Benutzen (gebruiken) - Prasens, indikativ (Tegenwoordige tijd, indicatief)

 Benutzen (gebruiken) - Werkwoordsvervoeging en oefeningen

Benutzen - Vervoeging van gebruiken in het Duits: vervoegingstabel, voorbeelden en oefeningen in de tegenwoordige tijd, aanvoegende wijs (Prasens, indikativ).

Prasens, indikativ (Tegenwoordige tijd, indicatief)

Alle vervoegingen en tijden: Benutzen (gebruiken) - Werkwoordsvervoeging en oefeningen

Syllabus: Duitse les - Haushaltsgeräte (Huishoudelijke apparaten)
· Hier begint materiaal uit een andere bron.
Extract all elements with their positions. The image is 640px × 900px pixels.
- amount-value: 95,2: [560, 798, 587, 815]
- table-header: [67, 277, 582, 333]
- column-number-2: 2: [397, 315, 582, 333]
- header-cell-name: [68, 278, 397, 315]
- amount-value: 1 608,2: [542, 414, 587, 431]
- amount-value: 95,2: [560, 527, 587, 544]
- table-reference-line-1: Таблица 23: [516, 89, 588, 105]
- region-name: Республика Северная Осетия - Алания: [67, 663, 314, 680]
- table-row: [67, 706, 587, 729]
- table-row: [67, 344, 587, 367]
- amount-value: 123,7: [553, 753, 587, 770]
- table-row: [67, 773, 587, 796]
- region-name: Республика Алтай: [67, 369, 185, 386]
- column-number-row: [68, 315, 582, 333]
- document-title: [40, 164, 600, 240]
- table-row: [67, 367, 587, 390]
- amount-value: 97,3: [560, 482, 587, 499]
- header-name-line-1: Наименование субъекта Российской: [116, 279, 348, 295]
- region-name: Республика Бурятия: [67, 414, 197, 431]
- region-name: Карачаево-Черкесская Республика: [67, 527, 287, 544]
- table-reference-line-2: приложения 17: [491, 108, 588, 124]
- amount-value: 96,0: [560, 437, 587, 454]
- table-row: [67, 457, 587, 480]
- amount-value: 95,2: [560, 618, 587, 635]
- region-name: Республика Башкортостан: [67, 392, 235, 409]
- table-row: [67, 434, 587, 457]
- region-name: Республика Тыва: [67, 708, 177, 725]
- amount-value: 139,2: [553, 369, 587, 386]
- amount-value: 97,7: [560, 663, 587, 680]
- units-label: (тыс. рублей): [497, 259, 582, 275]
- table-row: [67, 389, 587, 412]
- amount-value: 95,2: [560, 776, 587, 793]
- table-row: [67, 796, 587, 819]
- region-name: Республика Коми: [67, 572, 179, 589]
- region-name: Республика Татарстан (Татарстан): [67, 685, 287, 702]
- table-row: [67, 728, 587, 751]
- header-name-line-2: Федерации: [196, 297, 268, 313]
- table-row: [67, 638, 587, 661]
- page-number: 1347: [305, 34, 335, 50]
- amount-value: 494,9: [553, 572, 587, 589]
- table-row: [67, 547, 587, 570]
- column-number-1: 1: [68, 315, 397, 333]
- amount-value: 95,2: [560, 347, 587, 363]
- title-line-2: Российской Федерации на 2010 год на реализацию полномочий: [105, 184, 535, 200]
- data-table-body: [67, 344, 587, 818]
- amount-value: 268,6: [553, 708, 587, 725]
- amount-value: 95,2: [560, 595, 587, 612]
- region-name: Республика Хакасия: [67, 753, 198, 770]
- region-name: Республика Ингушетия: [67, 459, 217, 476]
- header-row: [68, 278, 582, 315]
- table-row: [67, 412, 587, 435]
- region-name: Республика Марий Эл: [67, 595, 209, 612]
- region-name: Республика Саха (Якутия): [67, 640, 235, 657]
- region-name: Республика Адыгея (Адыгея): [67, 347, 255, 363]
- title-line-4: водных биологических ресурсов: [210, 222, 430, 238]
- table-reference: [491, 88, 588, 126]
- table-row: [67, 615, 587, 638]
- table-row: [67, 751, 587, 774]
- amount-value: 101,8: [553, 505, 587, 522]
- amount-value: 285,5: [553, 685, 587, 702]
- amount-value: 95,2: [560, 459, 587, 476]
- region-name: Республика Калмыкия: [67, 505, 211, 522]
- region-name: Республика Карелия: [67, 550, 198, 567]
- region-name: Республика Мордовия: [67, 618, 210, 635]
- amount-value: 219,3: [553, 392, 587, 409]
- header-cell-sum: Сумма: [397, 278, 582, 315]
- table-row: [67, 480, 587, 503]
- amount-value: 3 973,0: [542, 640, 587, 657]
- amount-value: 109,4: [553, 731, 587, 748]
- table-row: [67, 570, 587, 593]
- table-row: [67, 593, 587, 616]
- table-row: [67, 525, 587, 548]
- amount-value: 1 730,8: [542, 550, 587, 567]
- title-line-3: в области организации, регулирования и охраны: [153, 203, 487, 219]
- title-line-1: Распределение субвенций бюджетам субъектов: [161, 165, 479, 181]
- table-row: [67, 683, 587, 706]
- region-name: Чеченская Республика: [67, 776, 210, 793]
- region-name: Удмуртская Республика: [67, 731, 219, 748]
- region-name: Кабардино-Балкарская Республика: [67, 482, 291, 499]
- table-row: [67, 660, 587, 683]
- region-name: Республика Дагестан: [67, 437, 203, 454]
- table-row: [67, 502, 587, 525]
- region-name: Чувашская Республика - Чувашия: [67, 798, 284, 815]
Verbuiging van gebruiken in de tegenwoordige tijd

Duits Nederlands
ich benutze ik gebruik
du benutzt jij gebruikt
er/sie/es benutzt hij/zij/het gebruikt
wir benutzen wij gebruiken
ihr benutzt jullie gebruiken
sie benutzen zij gebruiken

Voorbeeldzinnen

Duits Nederlands
Ich benutze die Waschmaschine täglich. Ik gebruik de wasmachine dagelijks.
Du benutzt den Kühlschrank richtig. jij gebruikt de koelkast op de juiste manier
Er benutzt den Herd zum Kochen. Hij gebruikt het fornuis om te koken.
Wir benutzen den Staubsauger oft. Wij gebruiken de stofzuiger vaak.
Ihr benutzt die Mikrowelle zum Erwärmen. Jullie gebruiken de magnetron om iets op te warmen.
Sie benutzen die Heizung bei Kälte. zij gebruiken de verwarming bij kou

Oefening: Werkwoordsvervoeging

Instructie: Kies de juiste vorm.

Toon vertaling Toon antwoorden

ihr benutzt, sie benutzen, wir benutzen, du benutzt, ich benutze, benutzt, er

1.
... die mikrowelle zum erwärmen.
(Jullie gebruiken de magnetron om op te warmen.)
2.
... den kühlschrank richtig.
(Je gebruikt de koelkast correct.)
3.
... die heizung bei kälte.
(Je gebruikt de verwarming bij kou.)
4.
... den staubsauger oft.
(We gebruiken de stofzuiger vaak.)
5.
... ... den h...d zum kochen.
(Hij gebruikt het fornuis om te koken.)
6.
... die waschmaschine täglich.
(Ik gebruik de wasmachine dagelijks.)